Our Vista Capable test machine ran Windows XP Media Centre Edition and included a TV tuner for recording television shows. It also came with a remote control and audio support for up to 5.1 channels of surround sound. The other major feature is a Toshiba SD-H802A HD DVD ROM drive (the PC’s second optical drive). It can read HD DVD movie discs, but the implementation is kludgy: You have to run the included HD DVD player program separately, as it’s not integrated with the Media Centre software.

The accompanying 22-inch HP w22 LCD monitor was also disappointing, offering pale colours and poorly reproduced shadow details. Standard wide-screen video content won’t fit it perfectly, either; you will still have to accept either letterbox black bars at the top and bottom of the screen or a distorted image. The screen works fine for general desktop use, but it can’t replace a wide-screen HDTV.

The m7690n has a multitude of design conveniences, such as a variety of conveniently located ports. On the front of the silver case, a sliding cover hides an array of video and audio inputs, plus two USB 2.0 ports and a FireWire connection. The system’s integrated audio decoder has S/PDIF inputs and outputs, useful for connecting it to a satellite or cable TV box or to a stereo receiver.

A bay for HP’s Personal Media Drive — a removable hard drive that you can operate in the system or over a USB 2.0 connection — sits on the other side of the case. An optional 160GB Personal Media Drive costs $160 (about $47 more than you’d pay for an ordinary external hard drive).

With a 2.13-GHz Core 2 Duo E6400 processor and 2GB of DDR2 SDRAM, the m7690n earned a mark of 126 on our WorldBench 5 tests, a strong score that makes it well suited for most general computing tasks. It also turned in reasonable graphics performance using a GeForce 7600G GT graphics card, a mainstream model designed for home theater and HD game play. The system managed a respectable frame rate of 112 frames per second in Doom 3 at 1280 by 1024 resolution.

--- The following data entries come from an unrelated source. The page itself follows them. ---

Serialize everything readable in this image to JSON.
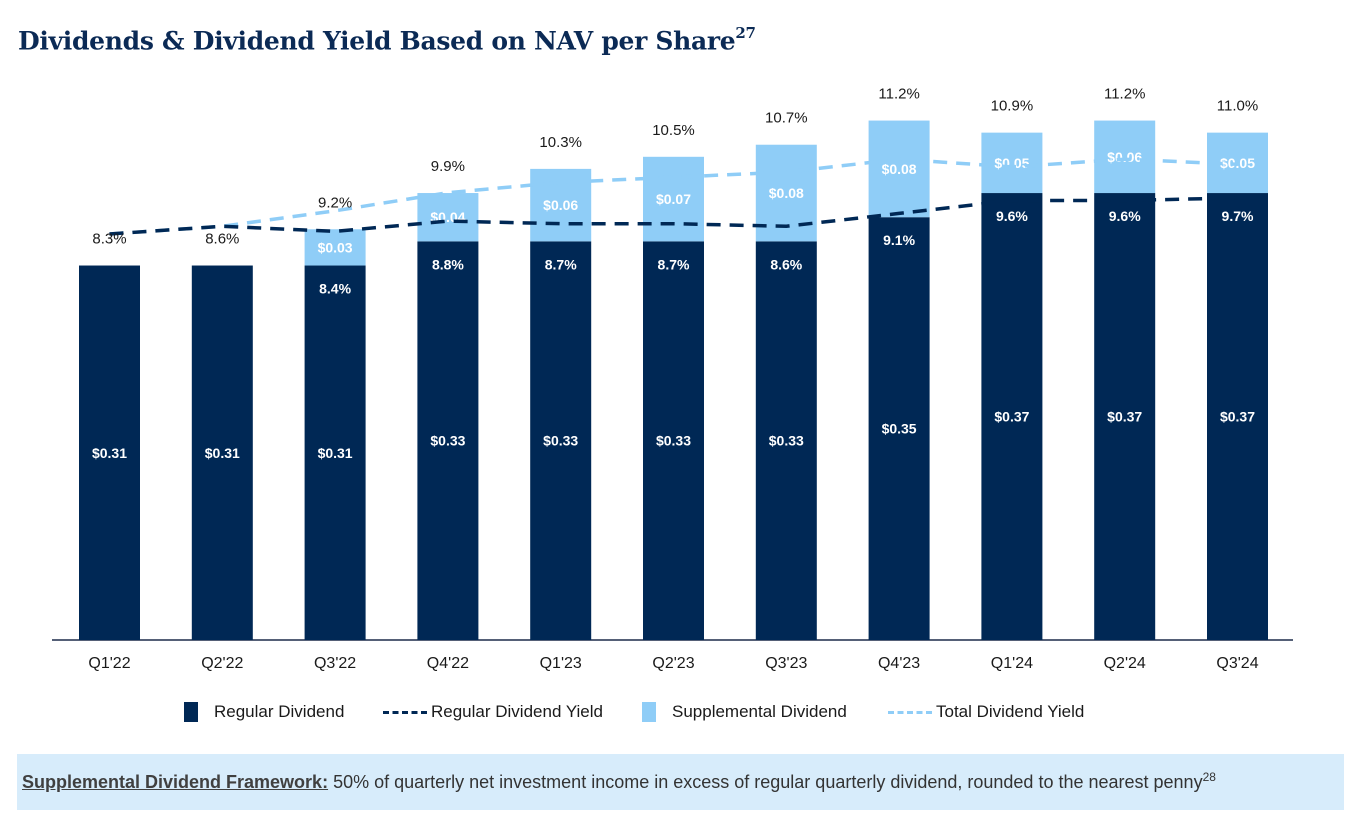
{
  "header": {
    "title": "Dividends & Dividend Yield Based on NAV per Share",
    "title_footnote": "27"
  },
  "colors": {
    "regular_dividend": "#002855",
    "supplemental_dividend": "#8fcdf7",
    "regular_yield_line": "#002855",
    "total_yield_line": "#8fcdf7",
    "title": "#0b2a55",
    "footer_bg": "#d7ecfb"
  },
  "chart_data": {
    "type": "bar",
    "stacked": true,
    "title": "Dividends & Dividend Yield Based on NAV per Share",
    "categories": [
      "Q1'22",
      "Q2'22",
      "Q3'22",
      "Q4'22",
      "Q1'23",
      "Q2'23",
      "Q3'23",
      "Q4'23",
      "Q1'24",
      "Q2'24",
      "Q3'24"
    ],
    "series": [
      {
        "name": "Regular Dividend",
        "kind": "bar",
        "values": [
          0.31,
          0.31,
          0.31,
          0.33,
          0.33,
          0.33,
          0.33,
          0.35,
          0.37,
          0.37,
          0.37
        ],
        "labels": [
          "$0.31",
          "$0.31",
          "$0.31",
          "$0.33",
          "$0.33",
          "$0.33",
          "$0.33",
          "$0.35",
          "$0.37",
          "$0.37",
          "$0.37"
        ]
      },
      {
        "name": "Supplemental Dividend",
        "kind": "bar",
        "values": [
          0,
          0,
          0.03,
          0.04,
          0.06,
          0.07,
          0.08,
          0.08,
          0.05,
          0.06,
          0.05
        ],
        "labels": [
          "",
          "",
          "$0.03",
          "$0.04",
          "$0.06",
          "$0.07",
          "$0.08",
          "$0.08",
          "$0.05",
          "$0.06",
          "$0.05"
        ]
      },
      {
        "name": "Regular Dividend Yield",
        "kind": "line",
        "style": "dashed",
        "values": [
          8.3,
          8.6,
          8.4,
          8.8,
          8.7,
          8.7,
          8.6,
          9.1,
          9.6,
          9.6,
          9.7
        ],
        "labels": [
          "",
          "",
          "8.4%",
          "8.8%",
          "8.7%",
          "8.7%",
          "8.6%",
          "9.1%",
          "9.6%",
          "9.6%",
          "9.7%"
        ]
      },
      {
        "name": "Total Dividend Yield",
        "kind": "line",
        "style": "dashed",
        "values": [
          8.3,
          8.6,
          9.2,
          9.9,
          10.3,
          10.5,
          10.7,
          11.2,
          10.9,
          11.2,
          11.0
        ],
        "labels": [
          "8.3%",
          "8.6%",
          "9.2%",
          "9.9%",
          "10.3%",
          "10.5%",
          "10.7%",
          "11.2%",
          "10.9%",
          "11.2%",
          "11.0%"
        ]
      }
    ],
    "legend": [
      "Regular Dividend",
      "Regular Dividend Yield",
      "Supplemental Dividend",
      "Total Dividend Yield"
    ],
    "legend_position": "bottom",
    "grid": false
  },
  "footer": {
    "label": "Supplemental Dividend Framework:",
    "text": " 50% of quarterly net investment income in excess of regular quarterly dividend, rounded to the nearest penny",
    "footnote": "28"
  }
}
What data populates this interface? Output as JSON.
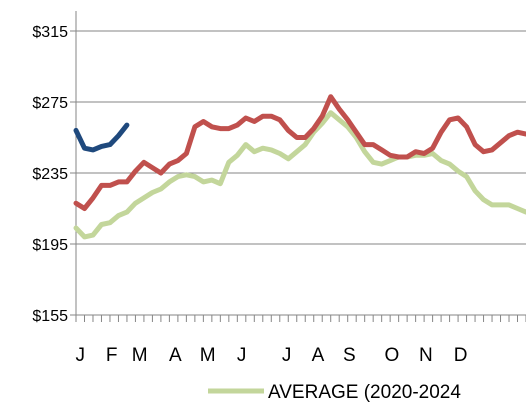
{
  "chart_data": {
    "type": "line",
    "title": "",
    "xlabel": "",
    "ylabel": "",
    "ylim": [
      155,
      315
    ],
    "yticks": [
      155,
      195,
      235,
      275,
      315
    ],
    "ytick_labels": [
      "$155",
      "$195",
      "$235",
      "$275",
      "$315"
    ],
    "x_range_weeks": [
      0,
      53
    ],
    "month_labels": [
      "J",
      "F",
      "M",
      "A",
      "M",
      "J",
      "J",
      "A",
      "S",
      "O",
      "N",
      "D"
    ],
    "month_label_weeks": [
      0.5,
      4.2,
      7.5,
      11.7,
      15.5,
      19.5,
      24.8,
      28.5,
      32.2,
      37.2,
      41.2,
      45.3
    ],
    "grid": "horizontal",
    "legend_placement": "bottom",
    "series": [
      {
        "name": "AVERAGE (2020-2024",
        "color": "#c3d69b",
        "x": [
          0,
          1,
          2,
          3,
          4,
          5,
          6,
          7,
          8,
          9,
          10,
          11,
          12,
          13,
          14,
          15,
          16,
          17,
          18,
          19,
          20,
          21,
          22,
          23,
          24,
          25,
          26,
          27,
          28,
          29,
          30,
          31,
          32,
          33,
          34,
          35,
          36,
          37,
          38,
          39,
          40,
          41,
          42,
          43,
          44,
          45,
          46,
          47,
          48,
          49,
          50,
          51,
          52,
          53
        ],
        "values": [
          204,
          199,
          200,
          206,
          207,
          211,
          213,
          218,
          221,
          224,
          226,
          230,
          233,
          234,
          233,
          230,
          231,
          229,
          241,
          245,
          251,
          247,
          249,
          248,
          246,
          243,
          247,
          251,
          258,
          263,
          269,
          265,
          261,
          255,
          247,
          241,
          240,
          242,
          244,
          244,
          245,
          245,
          246,
          242,
          240,
          236,
          233,
          225,
          220,
          217,
          217,
          217,
          215,
          213
        ]
      },
      {
        "name": "",
        "color": "#c0504d",
        "x": [
          0,
          1,
          2,
          3,
          4,
          5,
          6,
          7,
          8,
          9,
          10,
          11,
          12,
          13,
          14,
          15,
          16,
          17,
          18,
          19,
          20,
          21,
          22,
          23,
          24,
          25,
          26,
          27,
          28,
          29,
          30,
          31,
          32,
          33,
          34,
          35,
          36,
          37,
          38,
          39,
          40,
          41,
          42,
          43,
          44,
          45,
          46,
          47,
          48,
          49,
          50,
          51,
          52,
          53
        ],
        "values": [
          218,
          215,
          221,
          228,
          228,
          230,
          230,
          236,
          241,
          238,
          235,
          240,
          242,
          246,
          261,
          264,
          261,
          260,
          260,
          262,
          266,
          264,
          267,
          267,
          265,
          259,
          255,
          255,
          260,
          267,
          278,
          271,
          265,
          258,
          251,
          251,
          248,
          245,
          244,
          244,
          247,
          246,
          249,
          258,
          265,
          266,
          261,
          251,
          247,
          248,
          252,
          256,
          258,
          257
        ]
      },
      {
        "name": "",
        "color": "#1f497d",
        "x": [
          0,
          1,
          2,
          3,
          4,
          5,
          6
        ],
        "values": [
          259,
          249,
          248,
          250,
          251,
          256,
          262
        ]
      }
    ]
  }
}
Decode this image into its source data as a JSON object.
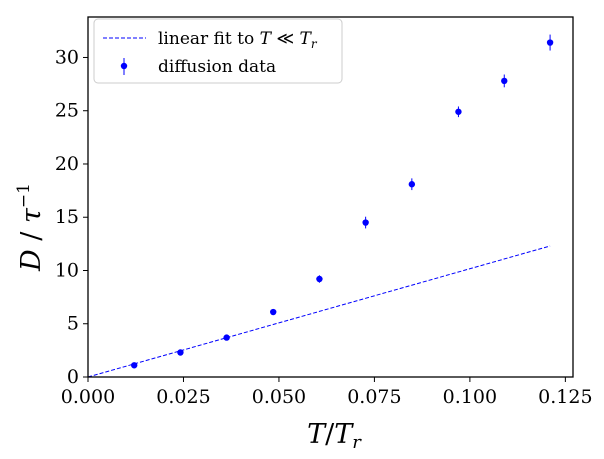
{
  "chart_data": {
    "type": "scatter",
    "title": "",
    "xlabel": "T / T_r",
    "ylabel": "D / τ^-1",
    "xlim": [
      0.0,
      0.127
    ],
    "ylim": [
      0,
      33.8
    ],
    "xticks": [
      0.0,
      0.025,
      0.05,
      0.075,
      0.1,
      0.125
    ],
    "xtick_labels": [
      "0.000",
      "0.025",
      "0.050",
      "0.075",
      "0.100",
      "0.125"
    ],
    "yticks": [
      0,
      5,
      10,
      15,
      20,
      25,
      30
    ],
    "ytick_labels": [
      "0",
      "5",
      "10",
      "15",
      "20",
      "25",
      "30"
    ],
    "grid": false,
    "legend_position": "top-left",
    "series": [
      {
        "name": "linear fit to T ≪ T_r",
        "kind": "line",
        "style": "dashed",
        "color": "#0000ff",
        "x": [
          0.0,
          0.121
        ],
        "y": [
          0.0,
          12.3
        ]
      },
      {
        "name": "diffusion data",
        "kind": "errorbar",
        "color": "#0000ff",
        "x": [
          0.0121,
          0.0242,
          0.0363,
          0.0485,
          0.0606,
          0.0727,
          0.0848,
          0.097,
          0.109,
          0.121
        ],
        "y": [
          1.1,
          2.3,
          3.7,
          6.1,
          9.2,
          14.5,
          18.1,
          24.9,
          27.8,
          31.4
        ],
        "yerr": [
          0.15,
          0.15,
          0.2,
          0.2,
          0.35,
          0.55,
          0.55,
          0.5,
          0.6,
          0.75
        ]
      }
    ]
  },
  "labels": {
    "y_main": "D",
    "y_sep": " / ",
    "y_tau": "τ",
    "y_exp": "−1",
    "x_main": "T",
    "x_sep": "/",
    "x_base": "T",
    "x_sub": "r",
    "legend_fit_prefix": "linear fit to ",
    "legend_fit_T": "T",
    "legend_fit_rel": " ≪ ",
    "legend_fit_Tr": "T",
    "legend_fit_sub": "r",
    "legend_data": "diffusion data"
  }
}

Although the case is a good size, the Personal Media Drive bay takes a lot of room, making the interior rather cramped. Our review unit had two hard drives in a RAID 0 configuration, providing an adequate 500GB of drive space — enough to store a good amount of recorded TV.

The m7960n is an expensive system; you’re paying a lot for the HD DVD feature. We’d like to see the HD DVD functions better integrated with Media Centre, too. And don’t expect the m7690n to replace your high-end home theater setup: The monitor is too small and not of good enough quality to show off HD DVD movies to their full effect.